- #1
matineesuxxx
- 77
- 6
Homework Statement
Assuming we know the length of the string L, radius of the swept out circle r, angle formed by string and centre of circle, \theta, and angle the swept out circle is to the horizontal, \alpha, what is the speed, v, of the mass if it is constant?
picture: http://upload.wikimedia.org/wikipedia/commons/5/53/Conical_pendulum.svg
Homework Equations
\text{F}_{\text{net}}=ma
a=\frac{v^2}{r}
The Attempt at a Solution
So in trying to solve this, I broke it down into x and y components and in the horizontal plane, I got:
\text{F}_{\text{net}} = \text{T}\,\sin(\theta + \alpha)
ma_{x} = m(a\cos \alpha) = \text{T}\, \sin (\theta + \alpha)

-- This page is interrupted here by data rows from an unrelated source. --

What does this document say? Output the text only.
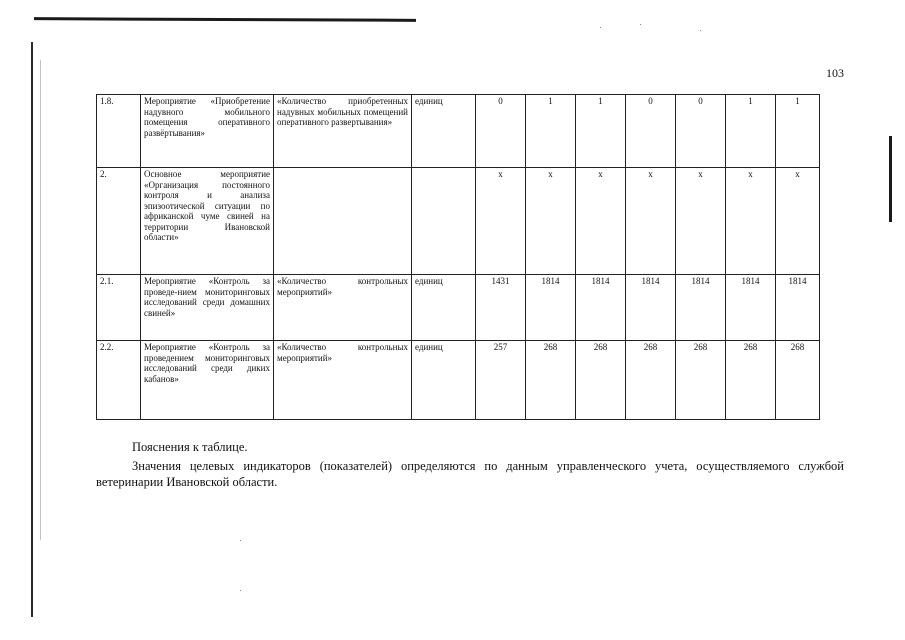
103
1.8.	Мероприятие «Приобретение надувного мобильного помещения оперативного развёртывания»	«Количество приобретенных надувных мобильных помещений оперативного развертывания»	единиц	0	1	1	0	0	1	1
2.	Основное мероприятие «Организация постоянного контроля и анализа эпизоотической ситуации по африканской чуме свиней на территории Ивановской области»			х	х	х	х	х	х	х
2.1.	Мероприятие «Контроль за проведе-нием мониторинговых исследований среди домашних свиней»	«Количество контрольных мероприятий»	единиц	1431	1814	1814	1814	1814	1814	1814
2.2.	Мероприятие «Контроль за проведением мониторинговых исследований среди диких кабанов»	«Количество контрольных мероприятий»	единиц	257	268	268	268	268	268	268

Пояснения к таблице.

Значения целевых индикаторов (показателей) определяются по данным управленческого учета, осуществляемого службой ветеринарии Ивановской области.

\implies \text{T} = \frac{ma\cos \alpha}{\sin(\theta + \alpha)}
The angle, \theta + \alpha arrises due to some geometry where if i tilt my axis so that \text{F}_{g} points directly down on the negative y-axis and \text{T} points into the first quadrant, the angle from the positive x-axis is \frac{\pi}{2}-(\theta + \alpha)

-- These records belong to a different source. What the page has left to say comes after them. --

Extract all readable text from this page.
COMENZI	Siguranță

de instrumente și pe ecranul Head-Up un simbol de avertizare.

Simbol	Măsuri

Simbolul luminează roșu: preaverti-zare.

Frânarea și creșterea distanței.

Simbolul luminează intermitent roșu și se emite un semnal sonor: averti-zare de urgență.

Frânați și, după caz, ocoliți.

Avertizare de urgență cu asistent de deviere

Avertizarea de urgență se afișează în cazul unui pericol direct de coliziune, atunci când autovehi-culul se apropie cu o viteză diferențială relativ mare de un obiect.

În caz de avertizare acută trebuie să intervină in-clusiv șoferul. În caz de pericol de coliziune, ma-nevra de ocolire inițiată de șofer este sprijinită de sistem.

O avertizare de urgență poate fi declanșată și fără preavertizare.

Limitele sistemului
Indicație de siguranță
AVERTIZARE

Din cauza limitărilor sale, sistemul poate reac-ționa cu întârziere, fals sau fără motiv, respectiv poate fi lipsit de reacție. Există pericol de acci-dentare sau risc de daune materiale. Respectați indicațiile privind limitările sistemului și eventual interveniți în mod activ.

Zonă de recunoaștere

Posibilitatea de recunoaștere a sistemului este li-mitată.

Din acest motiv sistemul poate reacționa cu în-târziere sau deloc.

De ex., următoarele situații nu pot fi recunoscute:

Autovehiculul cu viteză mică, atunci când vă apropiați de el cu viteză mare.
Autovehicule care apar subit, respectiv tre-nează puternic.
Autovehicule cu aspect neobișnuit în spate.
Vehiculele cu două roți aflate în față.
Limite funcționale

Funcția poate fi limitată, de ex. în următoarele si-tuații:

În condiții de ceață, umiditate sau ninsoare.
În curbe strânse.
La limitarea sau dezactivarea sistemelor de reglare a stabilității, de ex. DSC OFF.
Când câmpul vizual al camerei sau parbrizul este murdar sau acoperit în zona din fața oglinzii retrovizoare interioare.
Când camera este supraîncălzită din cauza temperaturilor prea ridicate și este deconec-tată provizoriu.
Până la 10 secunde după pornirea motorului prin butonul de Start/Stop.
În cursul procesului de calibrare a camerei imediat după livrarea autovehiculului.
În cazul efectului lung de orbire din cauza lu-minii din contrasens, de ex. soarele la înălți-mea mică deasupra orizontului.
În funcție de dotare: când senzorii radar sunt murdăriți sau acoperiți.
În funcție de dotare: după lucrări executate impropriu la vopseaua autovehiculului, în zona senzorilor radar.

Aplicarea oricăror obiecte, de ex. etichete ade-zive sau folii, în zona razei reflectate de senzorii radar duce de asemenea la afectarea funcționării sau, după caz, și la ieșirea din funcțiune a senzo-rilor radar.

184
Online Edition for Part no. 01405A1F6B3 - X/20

and for the vertical plane i get:
\text{F}_{\text{net}} = \text{T}\cos (\theta + \alpha) - mg
ma_{y} = m(a\sin \alpha) = \text{T} \cos (\alpha + \theta) - mg
and substituting \text{T} into our equation I get;
a\sin \alpha = \frac{a \cos \alpha}{\sin (\theta + \alpha)} \cos (\theta + \alpha) - g
since a = \frac{v^2}{r}, I substitute and isolate for v^2 to get
v^2 = \frac{gL\sin (\theta) \sin (\theta + \alpha)}{\cos (\theta + 2\alpha)}
I am just wondering if I did this properly? I mean if I let \alpha = 0, then I end up with
v = \sin \theta \sqrt{\frac{gL}{\cos \theta}}, which is what I got when I was working with a normal conical pendulum, however, I feel that as the mass starts to approach the ground then it should speed up. Is it even possible to let v be constant and is my approach correct?